1. There is no pilot shortage at all. Pure urban myth.

2. Regionals hire half of those who come through the door, even though they meet all the mins, and throw capable and qualified people back on the trash pile after every single interview at a rate of about 50%.

3. They will park perfectly good airplanes even to the point of defaulting on flying contracts because they are not happy with higher training costs via using above 50% of those coming through the door even after being pre-qualified by HR screeners.

All I know is the lady at RAH said "you do not have a pilot's license" at my interview and then sent me home, so what am I supposed to think? What would you think? Poor interview skills o my part? No, I had ok-enough interview skills. I have many a successful interview behind me at age 40+, much harder ones than these regional airlines. Rather, the training costs were too high for training me or so they thought and they would rather park the airplanes than let me waste their time.
Call me crazy, but I'm guessing your lack of an offer stems from the fact that the person doing the interview, whether incorrect or not, appears to have believed that you didn't hold a valid pilot's license...

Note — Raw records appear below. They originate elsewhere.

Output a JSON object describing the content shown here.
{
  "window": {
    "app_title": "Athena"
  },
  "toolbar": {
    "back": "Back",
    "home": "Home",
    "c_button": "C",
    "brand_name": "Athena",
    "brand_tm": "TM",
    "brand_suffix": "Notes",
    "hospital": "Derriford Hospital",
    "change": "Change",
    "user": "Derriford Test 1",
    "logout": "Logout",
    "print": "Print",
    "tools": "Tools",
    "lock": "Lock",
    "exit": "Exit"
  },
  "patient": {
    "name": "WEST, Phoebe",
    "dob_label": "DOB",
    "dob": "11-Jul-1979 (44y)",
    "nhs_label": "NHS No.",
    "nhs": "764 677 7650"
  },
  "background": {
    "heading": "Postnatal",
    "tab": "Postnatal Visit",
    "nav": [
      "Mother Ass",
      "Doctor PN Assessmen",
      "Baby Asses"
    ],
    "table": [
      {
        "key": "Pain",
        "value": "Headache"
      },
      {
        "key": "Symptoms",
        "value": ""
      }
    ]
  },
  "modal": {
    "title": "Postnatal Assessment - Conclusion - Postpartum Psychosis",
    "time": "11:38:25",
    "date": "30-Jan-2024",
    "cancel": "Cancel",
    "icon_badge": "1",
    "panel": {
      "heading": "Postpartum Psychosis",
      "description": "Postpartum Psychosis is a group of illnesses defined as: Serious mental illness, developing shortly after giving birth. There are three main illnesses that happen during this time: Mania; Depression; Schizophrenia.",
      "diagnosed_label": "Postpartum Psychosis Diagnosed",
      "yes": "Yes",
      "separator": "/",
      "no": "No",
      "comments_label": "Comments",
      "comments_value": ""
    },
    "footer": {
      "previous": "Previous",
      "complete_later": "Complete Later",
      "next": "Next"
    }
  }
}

Having done interviews at RAH in the past, I can cut through all this garbage and tell you a few things:

1) If they bring you in, we want to hire you. The job's yours to lose. There's no % of failures they shoot for.

2) At the completion of the interviews, all the interviewers that day convene in a room and talk about all the candidates. Candidates are culled for a few reasons, poor test scores on the knowledge or IQ tests, poor attitude during interview, poor performance during sim, some indication that they're just using this position to get current and then bolt, or some combination of the above. That's it. No one is turned down even though they're perfect, but we need to shoot down 50%.

3) I'm not sure what you're saying about the increased training costs, but the crux of what we're looking for, aside from someone without a bad attitude, is someone who can successfully pass training. The day they place your butt in class they've scheduled your sim sessions. If at any point thereafter you bust out or quit, they still have to pay for that time they reserved, to the tune of around $20,000. So, no, if there was something in your past or during your interview that indicated that you might require extra sim time, that would also indicate that you might fail out of training, even after said extra sim time, meaning RAH just wasted $20,000+ on sim time plus your paid wages and expenses. Their job as interviewers is to weed out those who are weaker pilots, or who may have issues during training.